For certain categories, a reduction of up to 15% is possible. In the event that the dollar will no longer rise. Someone will reduce the range or purchases. But here's the catch. The product does not only contain profit. there is also the salary of workers, which is now greatly lost in purchasing power. This means that wages will need to be raised. But acquaintances of entrepreneurs during the covid period had an interesting situation: revenue increased, while profit decreased. Now many enterprises without state support or cheap loans will face a difficult choice: take into account possible price shocks in the price or increase people's salaries. So far, only Deripaska's enterprises have decided on such a whim, raising the salaries of workers by 10%. But prices have risen by at least 50% on average. This means that we will still observe how something will fall off and close - the population goes into saving mode (I noticed it from myself and from friends).
First of all, the catering of the middle segment (the rich are doing great). The entertainment sector, the food sector at a higher level (by the way, I noticed that prices for red caviar just dropped a little). The money released from various foreign subscriptions will be redistributed a little (estimated that I have savings on these already inaccessible things, it will be about 3K). In fact, Russia was quite a developed country in terms of consumerism, so the abandonment of old habits will be long and painful. But the real impact will be assessed no earlier than six months later”.
The results of the survey were commented on in his channel by journalist Pavel Pryanikov:
“The government and the Central Bank are now at a dangerous crossroads. What is more dangerous for the Russian economy: inflation or unemployment? Each nation has its own long-lived fears from historical experience. In the US, it is the fear of high unemployment after the Great Depression.

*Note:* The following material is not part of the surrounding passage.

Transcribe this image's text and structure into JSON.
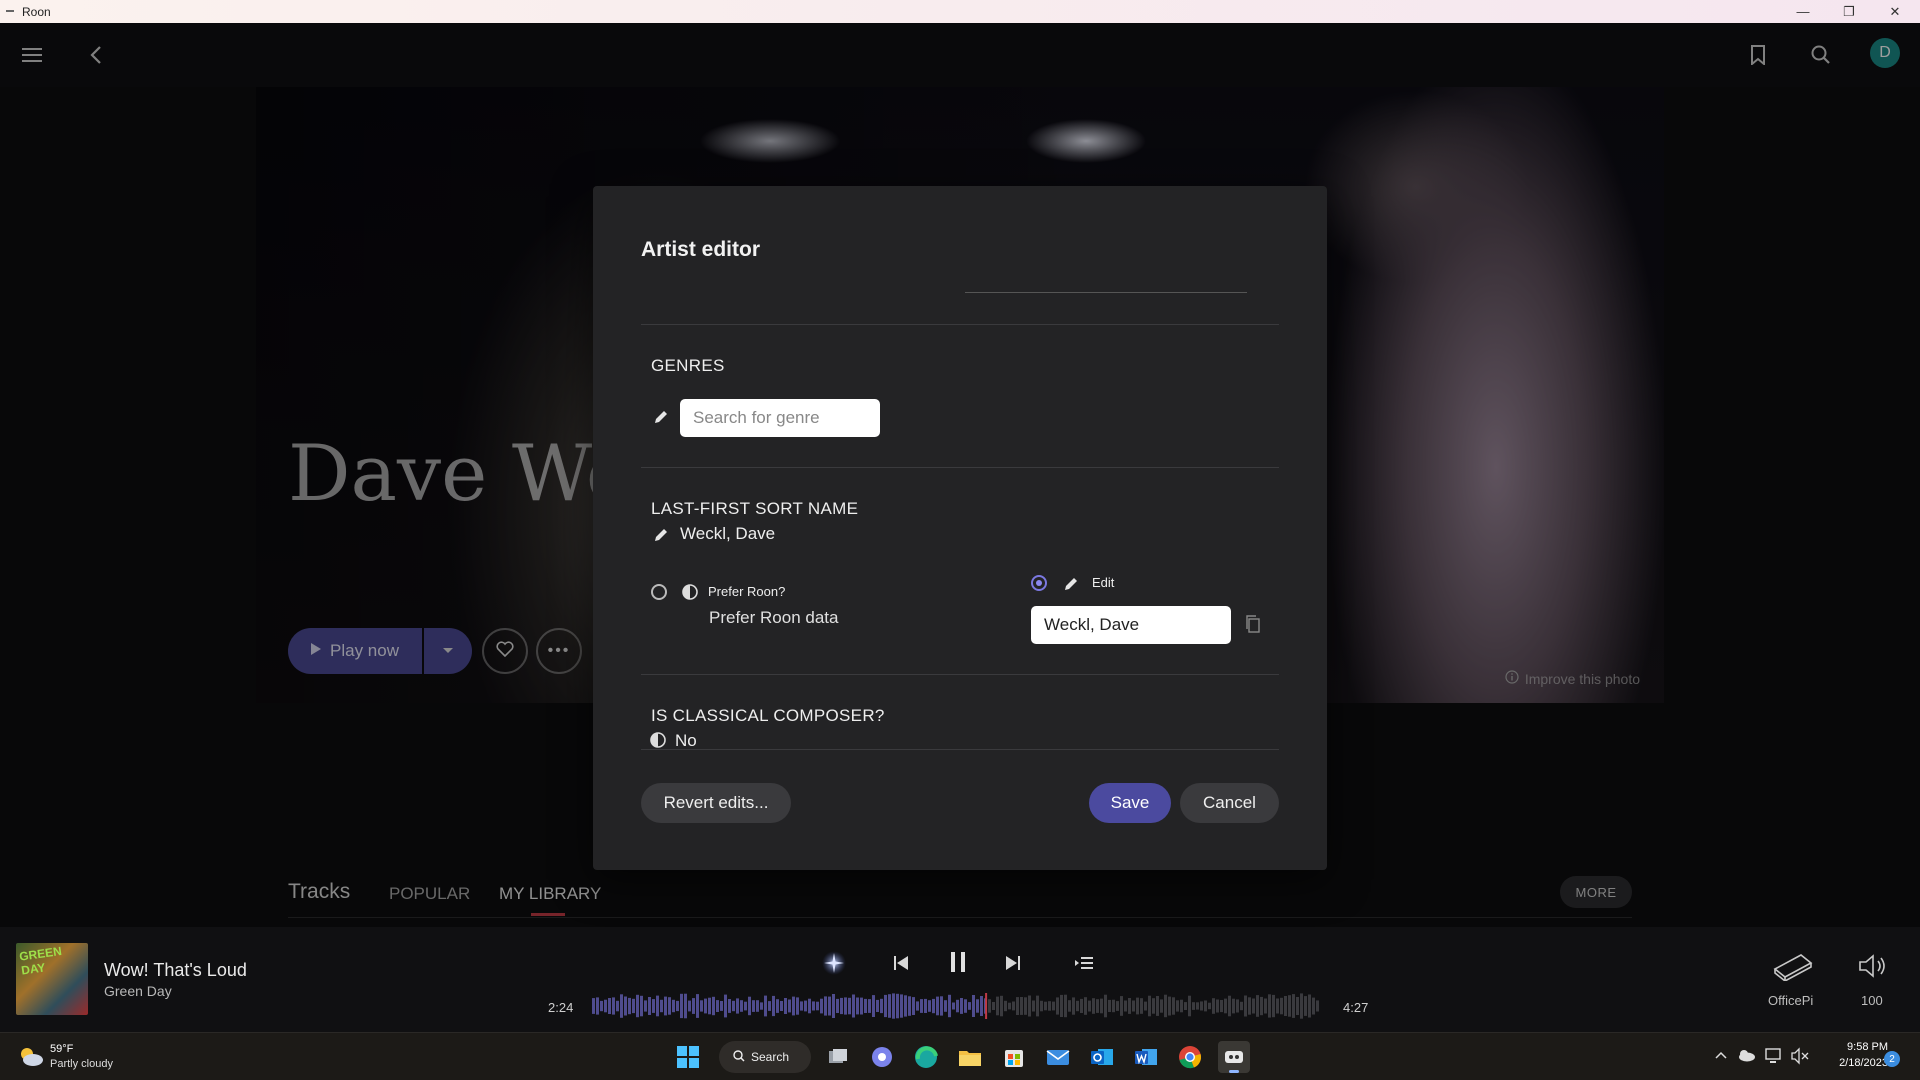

Therefore, all analysts there still consider the unemployment rate to be the main macroeconomic indicator, constantly monitoring the dynamics of those who applied for benefits (in second place are the strategic reserves of oil and petroleum products, this fear arose after the energy crisis of 1973-74).
In Russia, the main macroeconomic indicator is the level of inflation. Not interested in the number of unemployed and the level of strategic reserves (which either do not exist, or they are never openly declared).
This fear arose from the 1990s, when hyperinflation raged in Russia.
The second Russian fear is empty shelves in the store. Deficiencies in simple products served as one of the impetus for the collapse of regimes twice, in 1917 and 1991.
Therefore, the head of the Central Bank, Nabiullina, was probably left for a third term - as a specialist in the fight against inflation. And in general, the entire government is abandoned.
The fight against inflation in Russia traditionally goes in one way: to clamp down on the welfare of common people. And two problems are killed at once. Simply put: the proles have no money - and inflation is low, and store shelves are full (because there is nothing to buy goods).
Unemployment will be curbed for the time being in a way called in the special language "simple" - i.e. business pays employees for idleness for a while. But we have capitalism, and the most severe, of the level of the 19th century, and business, and the state, will not sponsor the proles for a long time. “Russians don’t need money,” remains one of the main conditions. So soon unemployment will cease to contain.
That's something like this would be laid in 2022 (no one will undertake to predict what will happen in 2023; the country is again living from scratch).